秋萩帖王羲之臨書のことをいろいろ考えているので、
一応、30年前の
秋萩帖双鉤填墨論. 書品283号 著者, 飯島 太千雄, 1985-08
を読んでみました。
もともと、裏に淮南子が書いてある色紙で双鉤填墨するってのは、無理ですから変な議論だと思っていましたが、読まないで一蹴するというのもよいことではないし、他の優れた見解が読めるかも知れないなあと思って、あえて古書店から取り寄せることにしました。
双鉤填墨っていうのは、模写本をつくる技術で、この図(イメージ)のように、籠字をとってこれを墨で塗って埋めるんですね。これは私が昔昔やったもので、原材料は、あまり知られていない贋物とされる王羲之の書の模写本です。贋物ですが珍しいのでコピーをもとに昔やってみたものを引っ張り出してみました。
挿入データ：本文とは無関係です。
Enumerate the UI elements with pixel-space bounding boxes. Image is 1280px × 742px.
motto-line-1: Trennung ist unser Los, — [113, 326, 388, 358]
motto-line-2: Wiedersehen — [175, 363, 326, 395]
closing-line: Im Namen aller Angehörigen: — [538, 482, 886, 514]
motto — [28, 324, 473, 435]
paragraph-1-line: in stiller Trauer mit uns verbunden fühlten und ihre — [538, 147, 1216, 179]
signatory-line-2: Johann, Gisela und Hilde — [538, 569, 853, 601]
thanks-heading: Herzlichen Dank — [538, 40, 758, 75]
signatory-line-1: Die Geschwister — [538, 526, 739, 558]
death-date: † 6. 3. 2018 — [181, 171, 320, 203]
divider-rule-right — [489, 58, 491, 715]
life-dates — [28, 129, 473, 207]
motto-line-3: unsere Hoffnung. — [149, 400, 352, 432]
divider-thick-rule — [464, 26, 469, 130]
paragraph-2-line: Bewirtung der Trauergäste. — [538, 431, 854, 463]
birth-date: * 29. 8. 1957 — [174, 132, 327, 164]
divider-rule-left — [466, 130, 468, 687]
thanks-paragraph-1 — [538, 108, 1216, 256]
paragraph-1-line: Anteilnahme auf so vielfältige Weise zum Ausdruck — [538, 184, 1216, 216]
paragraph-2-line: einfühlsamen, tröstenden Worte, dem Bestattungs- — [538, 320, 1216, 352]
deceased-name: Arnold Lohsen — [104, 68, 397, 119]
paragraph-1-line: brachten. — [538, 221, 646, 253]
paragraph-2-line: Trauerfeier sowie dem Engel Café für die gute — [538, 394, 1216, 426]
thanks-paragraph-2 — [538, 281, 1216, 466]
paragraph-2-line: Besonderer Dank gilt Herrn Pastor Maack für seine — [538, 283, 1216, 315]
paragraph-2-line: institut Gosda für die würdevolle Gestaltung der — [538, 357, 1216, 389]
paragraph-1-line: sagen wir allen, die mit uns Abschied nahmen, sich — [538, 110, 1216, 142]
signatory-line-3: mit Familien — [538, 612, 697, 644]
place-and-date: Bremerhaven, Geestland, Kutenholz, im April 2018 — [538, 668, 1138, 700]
籠字をとるときは、透かさないといけないのでトレーシングペーパーや雁皮紙を使うのが普通です。
やってみればわかりますが、秋萩帖では無理無理です。
やってみればわかりますが、秋萩帖では無理無理です。
著者がいう双鉤填墨のあとというものと類似した籠字の輪郭線みたいなものは、小野道風の玉泉帖、行成の本能寺切にも下記のようにあるんですね。これらが双鉤填墨という話はきいたこともありません。どうなの?
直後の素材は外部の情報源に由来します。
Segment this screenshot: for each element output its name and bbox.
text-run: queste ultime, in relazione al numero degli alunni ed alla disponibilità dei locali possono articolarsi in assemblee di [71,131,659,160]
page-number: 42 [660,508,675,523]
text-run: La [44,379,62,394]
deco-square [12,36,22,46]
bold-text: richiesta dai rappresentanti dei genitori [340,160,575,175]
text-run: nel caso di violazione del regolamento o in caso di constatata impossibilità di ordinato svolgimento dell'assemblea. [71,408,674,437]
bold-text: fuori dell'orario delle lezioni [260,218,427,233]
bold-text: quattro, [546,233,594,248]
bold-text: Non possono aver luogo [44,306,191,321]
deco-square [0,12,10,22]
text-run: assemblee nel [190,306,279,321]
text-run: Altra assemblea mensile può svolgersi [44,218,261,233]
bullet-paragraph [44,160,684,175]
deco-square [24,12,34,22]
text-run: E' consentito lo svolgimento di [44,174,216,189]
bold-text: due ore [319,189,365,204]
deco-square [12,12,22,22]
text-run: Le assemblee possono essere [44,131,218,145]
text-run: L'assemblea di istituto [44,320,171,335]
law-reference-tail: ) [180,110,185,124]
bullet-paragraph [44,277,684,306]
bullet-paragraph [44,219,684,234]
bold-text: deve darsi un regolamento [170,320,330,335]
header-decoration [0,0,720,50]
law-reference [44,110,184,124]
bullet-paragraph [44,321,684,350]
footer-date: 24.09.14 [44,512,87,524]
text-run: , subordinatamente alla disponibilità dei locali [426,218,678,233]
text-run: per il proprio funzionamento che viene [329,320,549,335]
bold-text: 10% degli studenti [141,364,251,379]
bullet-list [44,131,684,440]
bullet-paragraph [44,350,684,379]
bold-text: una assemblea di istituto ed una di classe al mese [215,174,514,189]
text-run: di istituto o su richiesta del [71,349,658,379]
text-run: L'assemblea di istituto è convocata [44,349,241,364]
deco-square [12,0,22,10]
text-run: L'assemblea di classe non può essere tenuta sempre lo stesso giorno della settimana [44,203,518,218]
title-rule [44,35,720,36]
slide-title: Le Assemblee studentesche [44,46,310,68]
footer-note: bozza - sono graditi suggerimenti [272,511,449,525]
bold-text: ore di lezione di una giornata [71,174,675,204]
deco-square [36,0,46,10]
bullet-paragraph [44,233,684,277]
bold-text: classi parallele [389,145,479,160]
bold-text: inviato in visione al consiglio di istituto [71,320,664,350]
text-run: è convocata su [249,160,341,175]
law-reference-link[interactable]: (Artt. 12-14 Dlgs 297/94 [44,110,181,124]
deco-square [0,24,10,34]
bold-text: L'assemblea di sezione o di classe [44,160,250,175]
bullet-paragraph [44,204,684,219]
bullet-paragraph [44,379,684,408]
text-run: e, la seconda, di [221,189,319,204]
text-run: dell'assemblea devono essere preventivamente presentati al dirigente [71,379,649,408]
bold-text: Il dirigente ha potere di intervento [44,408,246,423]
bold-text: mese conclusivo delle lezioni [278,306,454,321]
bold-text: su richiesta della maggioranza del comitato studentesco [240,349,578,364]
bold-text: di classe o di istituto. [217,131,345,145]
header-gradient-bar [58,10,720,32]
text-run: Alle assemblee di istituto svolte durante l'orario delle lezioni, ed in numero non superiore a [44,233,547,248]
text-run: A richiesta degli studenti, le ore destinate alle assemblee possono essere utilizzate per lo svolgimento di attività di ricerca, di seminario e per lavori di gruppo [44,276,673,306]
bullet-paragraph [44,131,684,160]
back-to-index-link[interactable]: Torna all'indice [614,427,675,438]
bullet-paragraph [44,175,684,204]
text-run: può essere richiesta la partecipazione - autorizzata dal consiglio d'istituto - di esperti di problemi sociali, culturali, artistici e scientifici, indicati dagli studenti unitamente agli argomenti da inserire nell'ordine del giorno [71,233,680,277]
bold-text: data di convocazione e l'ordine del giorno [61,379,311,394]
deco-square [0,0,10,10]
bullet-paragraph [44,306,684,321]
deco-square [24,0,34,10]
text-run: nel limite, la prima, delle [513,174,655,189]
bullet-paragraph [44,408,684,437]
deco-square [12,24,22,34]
じゃ、双鉤填墨と普通のものとどう区別するんだ?? という話ですが、神戸大学の魚住研究室でやっていた墨色分解による分析が一番確かだと思います。
小川本智永千字文と喪乱帖であきらかに差をみることができました。
小川本智永千字文と喪乱帖であきらかに差をみることができました。
魚住教授には敬意を捧げたいと思います。もう退官なさったそうですが、この業績は顕彰されるべきだと思っております。